Ketika Tekad Telah Membulat Part 1
sumber foto : http://www.gbi-bethel.org/miliki-tekad-yang-kuat/ |
Kalian pasti pernah mendengar kalimat “Man Jadda Wa Jada” di suatu tempat. Entah di buku, novel, di film, atau mendengarnya dari seseorang. Kalimat itu telah bergaung sejak beberapa tahun di Indonesia. Banyak di kenal orang awam dari film atau novel garapan A.Fuadi “Negeri 5 Menara”. Jikalau pun kalian tidak pernah mendengar kalimat itu, kalian tentu tahu film atau novel Laskar Pelangi garapan Andrea Hirata. Ada satu kalimat yang selalu aku ingat dari sana “Bermimpilah, maka Tuhan akan Memeluk Mimpi Mimpimu”. Kenapa aku menceritakan dua kalimat tersebut?, karena ceritaku berawal dari sana.
Dua kalimat itu adalah kalimat yang ku pajang di dinding kamar ku. Kalimat yang kutulis di setiap buku pelajaranku, dan kalimat yang selalu aku bisikkan setiap pagi. Darinya aku berani menulis 100 mimpiku dikertas dan menempelkannya. Aku sempatkan membaca dua kalimat sakti itu setiap pagi bersamaan dengan ku membaca surah almatsurat. Yah, apa salahnya bermimpi?. Perlu kalian ketahui. Aku lahir dari keluarga yang sangat biasa. Ayahku seorang buruh, yang bercerai dengan ibuku sejak aku berusia 2 tahun. Sejak itu aku tinggal bersama nenek dan kakek ku dari pihak ayahku. Susu? Aku jarang meminumnya. Nenekku menggantinya dengan air tajin (air rebusan beras) yang dicampur dengan gula merah setiap kali aku merengek ingin minum susu.
Dari situlah aku tumbuh dewasa, penuh dengan keprihatinan. Kalian tahu? Nenekku selalu membagi lauk yang kami punya menjadi 4 piring agar semua kebagian. Walaupun itu hanya tempe goreng. Nasi kami pun tak berwarna putih, tapi nasi kami berwarna hitam. Nasi dari singkong yang kami buat sendiri dengan proses panjang. Perlu di rendam berkali kali agar racun dari singkong itu hilang. Bersyukur, aku mendapatkan bantuan dana BOS saat SD dulu. Sehingga bisa membeli seragam baru saat seragamku yang lungsuran dari tetangga sudah sangat kumal.

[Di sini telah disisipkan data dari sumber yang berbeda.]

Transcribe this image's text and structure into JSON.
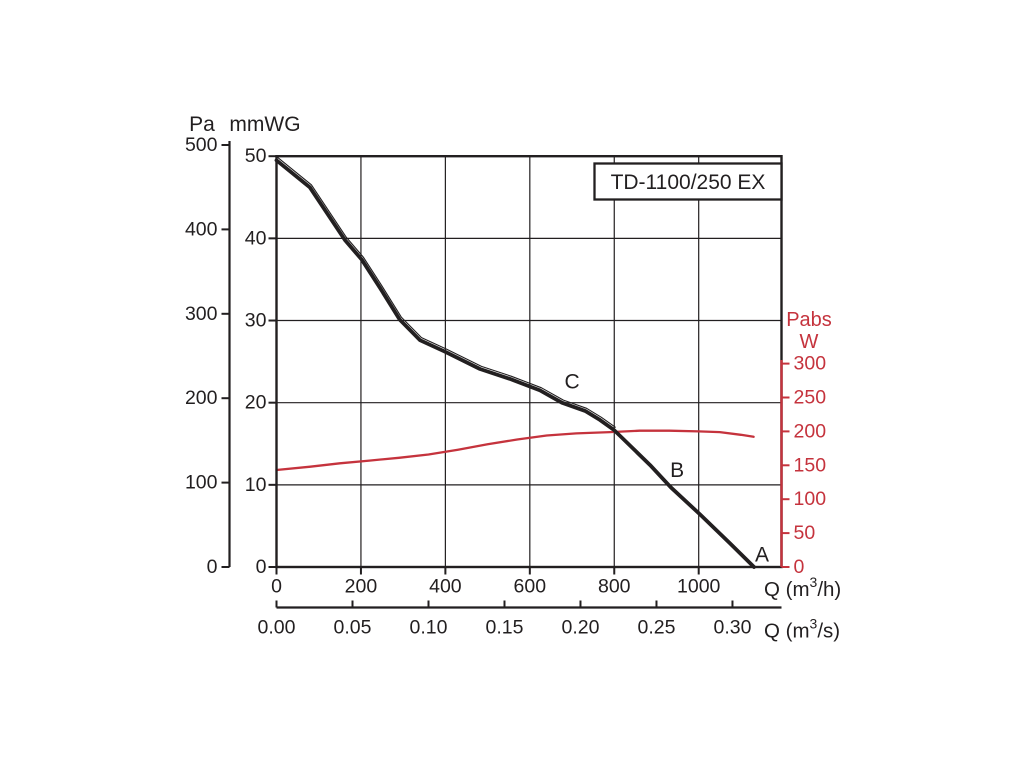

Saat kelulusan, seorang guru mengajakku untuk tinggal bersama. Jadilah aku melanjutkan studi ku di ibu kota. Namun banyak hal yang tidak mengenakkan terjadi yang membuat aku harus pulang lagi ke desa ku ini. Adik ayahku lah yang mengurusi semua administrasi kepindahanku. Dari situ aku mulai kembali kehidupan awalku di desaku. Beruntung, karena nilai ku yang baik, SMP N di dekat rumah menerimaku, sehingga aku tidak perlu memusingkan biaya spp hingga lulus SMP.
Perjuangan ku sesungguhnya di mulai saat SMA. Keluarga ku mulai pusing dengan biaya masuk sekolah yang tidak sedikit. Saat itu aku sangat ingin masuk SMA Negeri, namun karena lokasi nya yang jauh keluarga kami mulai berdebat. Ayahku ingin memasukkan ku ke sekolah aliyah yang dekat dengan rumah. Namun oom dan tanteku berjanji untuk membantu uang transportasi ku. Jadilah aku mendaftar ke SMA Negeri 1 Sekampung. Aku diterima, dan ayah harus merelakan kambingnya dijual untuk biaya aku masuk SMA.
Uang transportasi hanya berjalan lancar sampai 2 bulan. Aku tak berani meminta ketika tidak diberi. Akhirnya aku memutar otak bagaimana agar tetap bisa kesekolah. Tak jarang aku harus menebalkan muka menebeng teman ku setiap hari tanpa ikut membayar uang bensin. Uang jajan? Aku jarang mendapat uang jajan teman, itu barang mahal. Beruntung, nenekku selalu membungkuskan nasi goreng dan air minum setiap pagi.